Dit alles in aanmerking nemende zal voor buitengerechtelijke incassokosten aan [eiseres] worden toegewezen een bedrag van € 300,00 op grond hetgeen zij op dit punt subsidiair heeft gevorderd. Dit bedrag wordt een redelijke vergoeding geacht te zijn voor de buitengerechtelijke incassokosten die [eiseres] in verband met dit geding heeft gemaakt.

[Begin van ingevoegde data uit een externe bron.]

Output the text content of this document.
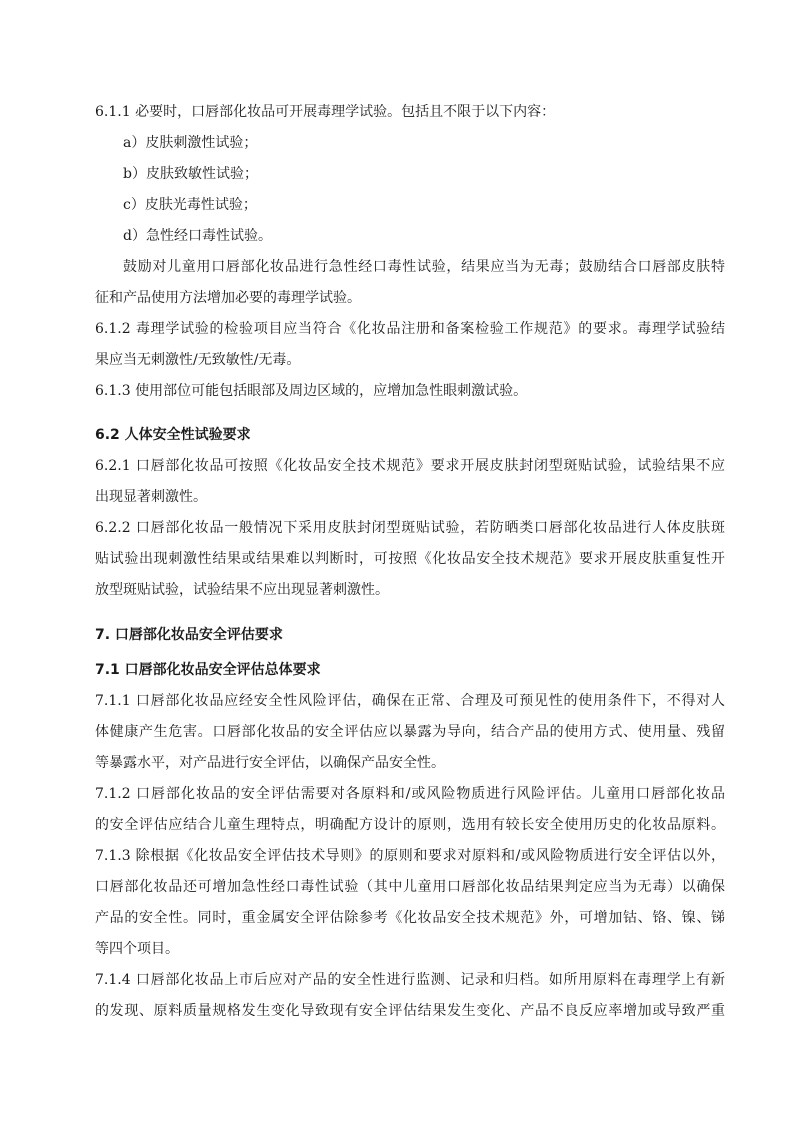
6.1.1 必要时，口唇部化妆品可开展毒理学试验。包括且不限于以下内容：
a）皮肤刺激性试验；
b）皮肤致敏性试验；
c）皮肤光毒性试验；
d）急性经口毒性试验。
鼓励对儿童用口唇部化妆品进行急性经口毒性试验，结果应当为无毒；鼓励结合口唇部皮肤特
征和产品使用方法增加必要的毒理学试验。
6.1.2 毒理学试验的检验项目应当符合《化妆品注册和备案检验工作规范》的要求。毒理学试验结
果应当无刺激性/无致敏性/无毒。
6.1.3 使用部位可能包括眼部及周边区域的，应增加急性眼刺激试验。
6.2 人体安全性试验要求
6.2.1 口唇部化妆品可按照《化妆品安全技术规范》要求开展皮肤封闭型斑贴试验，试验结果不应
出现显著刺激性。
6.2.2 口唇部化妆品一般情况下采用皮肤封闭型斑贴试验，若防晒类口唇部化妆品进行人体皮肤斑
贴试验出现刺激性结果或结果难以判断时，可按照《化妆品安全技术规范》要求开展皮肤重复性开
放型斑贴试验，试验结果不应出现显著刺激性。
7. 口唇部化妆品安全评估要求
7.1 口唇部化妆品安全评估总体要求
7.1.1 口唇部化妆品应经安全性风险评估，确保在正常、合理及可预见性的使用条件下，不得对人
体健康产生危害。口唇部化妆品的安全评估应以暴露为导向，结合产品的使用方式、使用量、残留
等暴露水平，对产品进行安全评估，以确保产品安全性。
7.1.2 口唇部化妆品的安全评估需要对各原料和/或风险物质进行风险评估。儿童用口唇部化妆品
的安全评估应结合儿童生理特点，明确配方设计的原则，选用有较长安全使用历史的化妆品原料。
7.1.3 除根据《化妆品安全评估技术导则》的原则和要求对原料和/或风险物质进行安全评估以外，
口唇部化妆品还可增加急性经口毒性试验（其中儿童用口唇部化妆品结果判定应当为无毒）以确保
产品的安全性。同时，重金属安全评估除参考《化妆品安全技术规范》外，可增加钴、铬、镍、锑
等四个项目。
7.1.4 口唇部化妆品上市后应对产品的安全性进行监测、记录和归档。如所用原料在毒理学上有新
的发现、原料质量规格发生变化导致现有安全评估结果发生变化、产品不良反应率增加或导致严重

Het primair gevorderde bedrag komt dus niet voor toewijzing in aanmerking.
5.12
De gevorderde wettelijke rente zal als verder onweersproken op de in de beslissing omschreven wijze worden toegewezen.
5.13
De Staat zal als de in het ongelijk gestelde partij worden veroordeeld in de kosten van deze procedure, die worden begroot op € 1.473,31, waarvan € 900,00 voor salaris gemachtigde.
5.14
Dit alles leidt tot de volgende beslissing.

6.De beslissing

De kantonrechter:
- veroordeelt De Staat om tegen behoorlijk bewijs van kwijting aan [eiseres] te voldoen een bedrag van € 19.000,00 (waarop in mindering strekt het op 17 december 2017 betaalde bedrag ad € 9.094,00), te vermeerderen met de wettelijke rente over de hoofdsom (waarop in mindering strekt het op 17 december 2017 betaalde bedrag ad € 1.036,00 aan wettelijke rente) en een bedrag van € 363,00, te vermeerderen met de wettelijke rente vanaf 25 juli 2018 tot de dag van algehele voldoening;
- veroordeelt de Staat in de kosten van deze procedure, tot op heden aan de zijde van [eiseres] vastgesteld op € 1.473,31 waarvan € 900,00 als het aan de gemachtigde van [eiseres] toekomende salaris;
- verklaart dit vonnis tot zover uitvoerbaar bij voorraad;
- wijst af hetgeen meer of anders is gevorderd.
Dit vonnis is gewezen door kantonrechter mr. L.C. Heuveling van Beek, kantonrechter en uitgesproken ter openbare terechtzitting van 30 januari 2019.